Step 1 – Map a Custom Domain to Azure Endpoint
First you need to create a new storage service in your Windows Azure account. If you have a storage service created already, you can skip this step. This is a one time setup.
After you click the Next button above, you will be asked to give your new storage account a URL in the .blob.core.windows.net sub domain. Pick a name that is good for you.
After that, your new storage account will be created. You will have your Primary Access Key assigned. Noticed that there is no custom domain mapped to the new azure endpoint yet.
Click the Manage link above, you can give a custom domain for the endpoint. Azure will ask you to validate that you are the domain admin for the custom domain. You will need to follow the instruction and setup the DNS CNAME mapping. After the CNAME records are setup, you may need to wait for a while for the DNS mapping to propagate back to the Azure or over the world. Typically it is less than one hour in the US and less than 24 hours in the world.
After all that, when you see your custom domain is in the mapped to column and the status is validated, it is all set.
Step 2 – Map a Network Drive to your Azure Account
Gladinet Cloud Desktop or Gladinet CloudAFS can help you map a network drive to your Azure Blob Storage account from Windows Explorer. You can mount your account using the Mount Cloud Storage wizard.
Step 3 – Drag and Drop Local Web Pages to Azure Blob Storage
Since the Azure Blob Storage is mapped as a network drive, you can do drag and drop your web pages from local to remote. (It is recommended that your top level folder in Azure is all lower case, longer than 3 characters and shorter than 64 characters. It is because the top level folder is an Azure container. An Azure container follows the DNS naming rules.) If your top level folder doesn’t follow the Azure container naming rules, the folder name will be decorated internally.
Step 4 – Adjust the Security Setting on Your Azure Blob Storage
By default, the documents uploaded to the Azure Blob Storage is private to the owner of the Azure account. However, in our use case here, we need to publish the web pages so the security setting needs to be public anonymous access. You can use the Gladinet Cloud Explorer to fine tune the security settings.
If you have documents sitting on the root folder, you will right click on the Azure Virtual Directory and set the security settings (It is the $root folder in Azure). If you have other root level folders (Azure containers), you can go through each container and set the security level to Full public read access.

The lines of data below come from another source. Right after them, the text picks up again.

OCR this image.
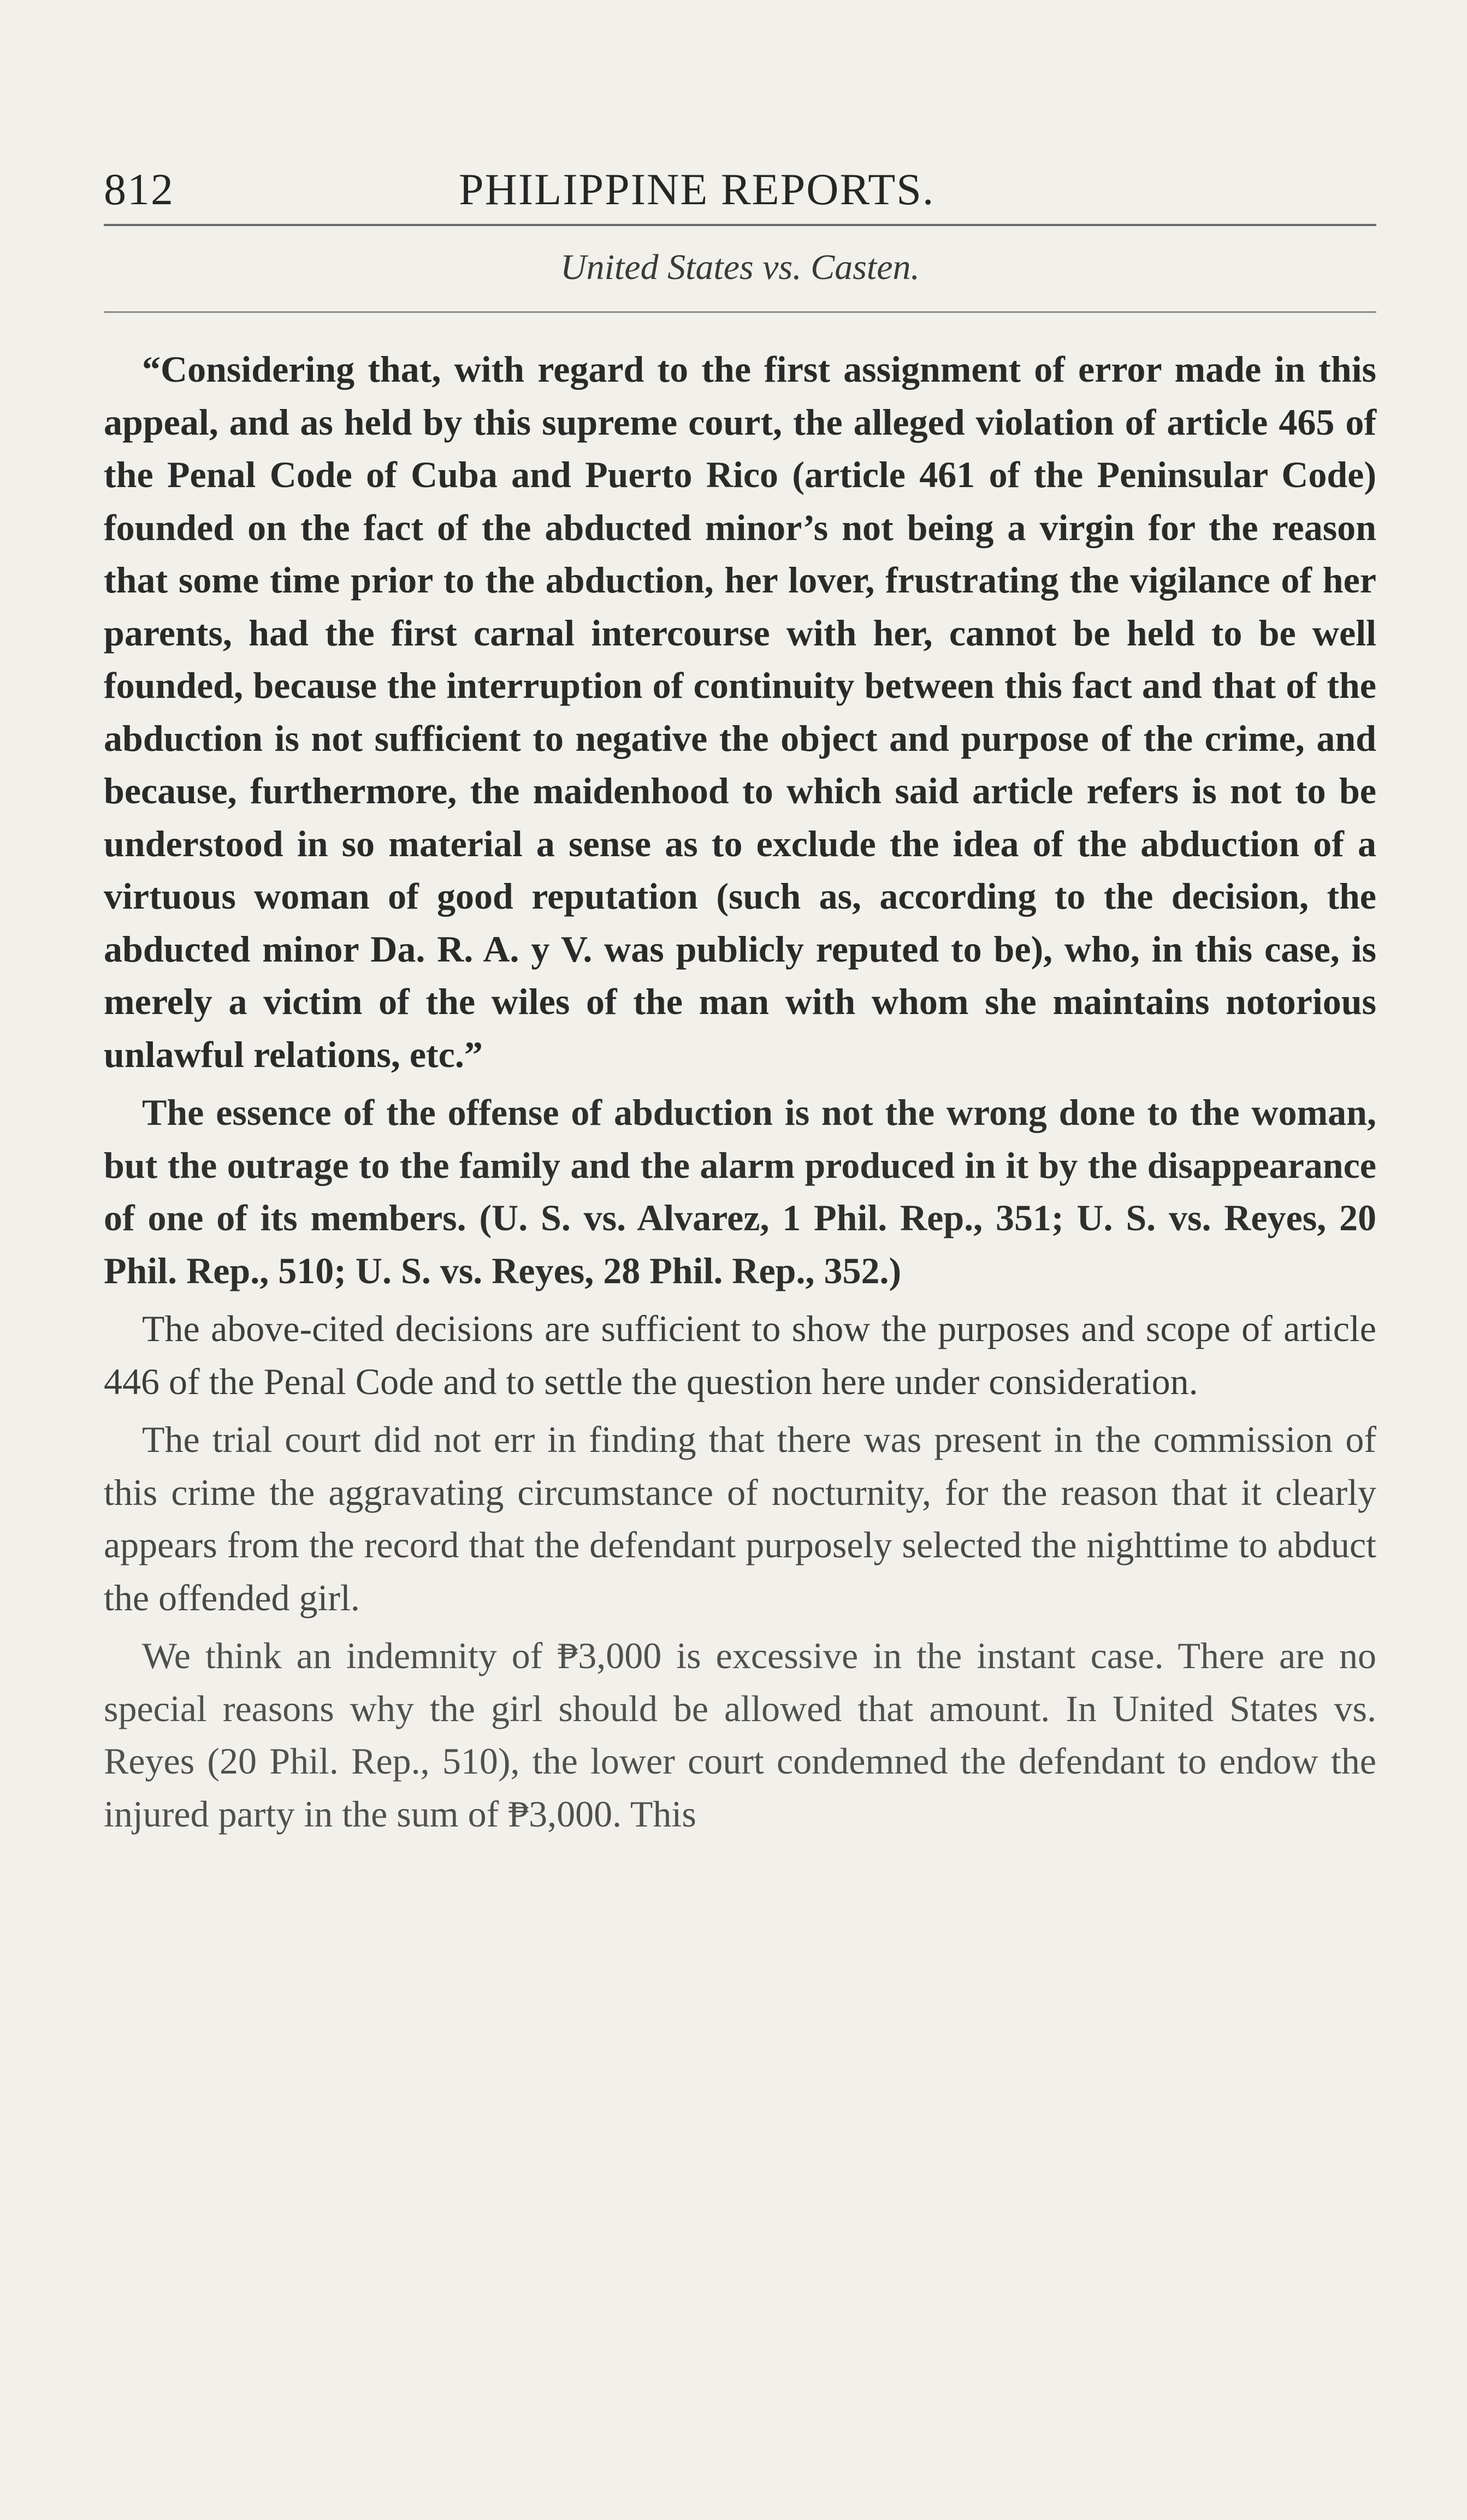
812	PHILIPPINE REPORTS.
United States vs. Casten.

“Considering that, with regard to the first assignment of error made in this appeal, and as held by this supreme court, the alleged violation of article 465 of the Penal Code of Cuba and Puerto Rico (article 461 of the Peninsular Code) founded on the fact of the abducted minor’s not being a virgin for the reason that some time prior to the abduction, her lover, frustrating the vigilance of her parents, had the first carnal intercourse with her, cannot be held to be well founded, because the interruption of continuity between this fact and that of the abduction is not sufficient to negative the object and purpose of the crime, and because, furthermore, the maidenhood to which said article refers is not to be understood in so material a sense as to exclude the idea of the abduction of a virtuous woman of good reputation (such as, according to the decision, the abducted minor Da. R. A. y V. was publicly reputed to be), who, in this case, is merely a victim of the wiles of the man with whom she maintains notorious unlawful relations, etc.”

The essence of the offense of abduction is not the wrong done to the woman, but the outrage to the family and the alarm produced in it by the disappearance of one of its members. (U. S. vs. Alvarez, 1 Phil. Rep., 351; U. S. vs. Reyes, 20 Phil. Rep., 510; U. S. vs. Reyes, 28 Phil. Rep., 352.)

The above-cited decisions are sufficient to show the purposes and scope of article 446 of the Penal Code and to settle the question here under consideration.

The trial court did not err in finding that there was present in the commission of this crime the aggravating circumstance of nocturnity, for the reason that it clearly appears from the record that the defendant purposely selected the nighttime to abduct the offended girl.

We think an indemnity of ₱3,000 is excessive in the instant case. There are no special reasons why the girl should be allowed that amount. In United States vs. Reyes (20 Phil. Rep., 510), the lower court condemned the defendant to endow the injured party in the sum of ₱3,000. This
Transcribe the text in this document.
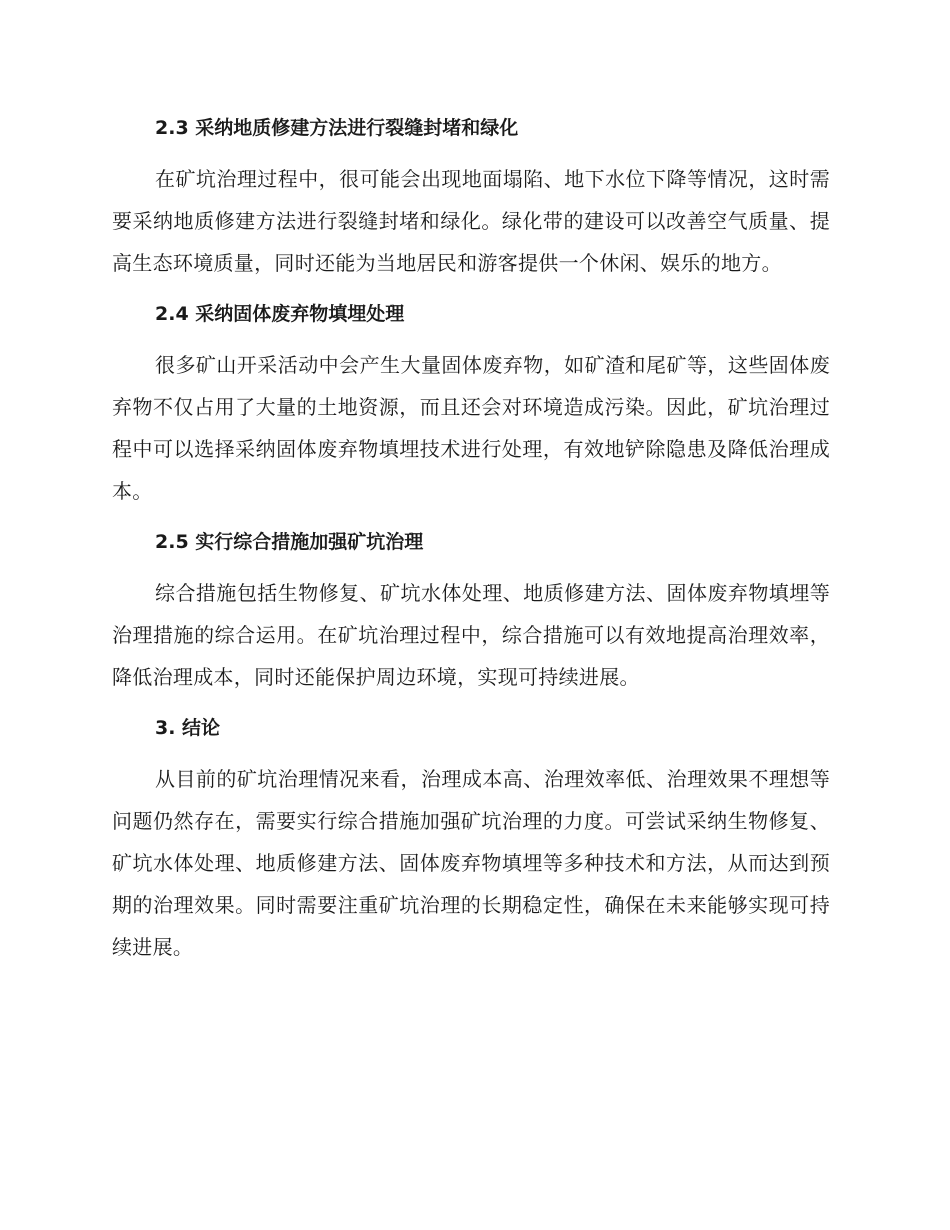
2.3 采纳地质修建方法进行裂缝封堵和绿化

在矿坑治理过程中，很可能会出现地面塌陷、地下水位下降等情况，这时需要采纳地质修建方法进行裂缝封堵和绿化。绿化带的建设可以改善空气质量、提高生态环境质量，同时还能为当地居民和游客提供一个休闲、娱乐的地方。

2.4 采纳固体废弃物填埋处理

很多矿山开采活动中会产生大量固体废弃物，如矿渣和尾矿等，这些固体废弃物不仅占用了大量的土地资源，而且还会对环境造成污染。因此，矿坑治理过程中可以选择采纳固体废弃物填埋技术进行处理，有效地铲除隐患及降低治理成本。

2.5 实行综合措施加强矿坑治理

综合措施包括生物修复、矿坑水体处理、地质修建方法、固体废弃物填埋等治理措施的综合运用。在矿坑治理过程中，综合措施可以有效地提高治理效率，降低治理成本，同时还能保护周边环境，实现可持续进展。

3. 结论

从目前的矿坑治理情况来看，治理成本高、治理效率低、治理效果不理想等问题仍然存在，需要实行综合措施加强矿坑治理的力度。可尝试采纳生物修复、矿坑水体处理、地质修建方法、固体废弃物填埋等多种技术和方法，从而达到预期的治理效果。同时需要注重矿坑治理的长期稳定性，确保在未来能够实现可持续进展。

The Container Security Setting is a one time setting too. You can continue to modify the documents in the container and they will inherit the security setting from the container.
Now it is all set, you can find your web pages inside the Gladinet Virtual Drive. Any modifications to the web pages will be reflected in your Azure Blob Storage. They will in turn shows up on your web pages serviced by the Azure Blob Storage through DNS CNAME mapping. Managing these web pages is as easy as modifying it in the mapped network drive.
Since Azure Blob Storage is not a web server, it doesn’t do the auto mapping such as mapping visits of / to visits of /index.htm. The best use case for this is to service some frequently downloaded files through Azure and its associated CDN service. For example, you have a PDF file that may be downloaded many times by your web site visitors and you are concerned about your bandwidth cost, you can move that PDF file to Azure Blob Storage and modify it through a mapped network drive.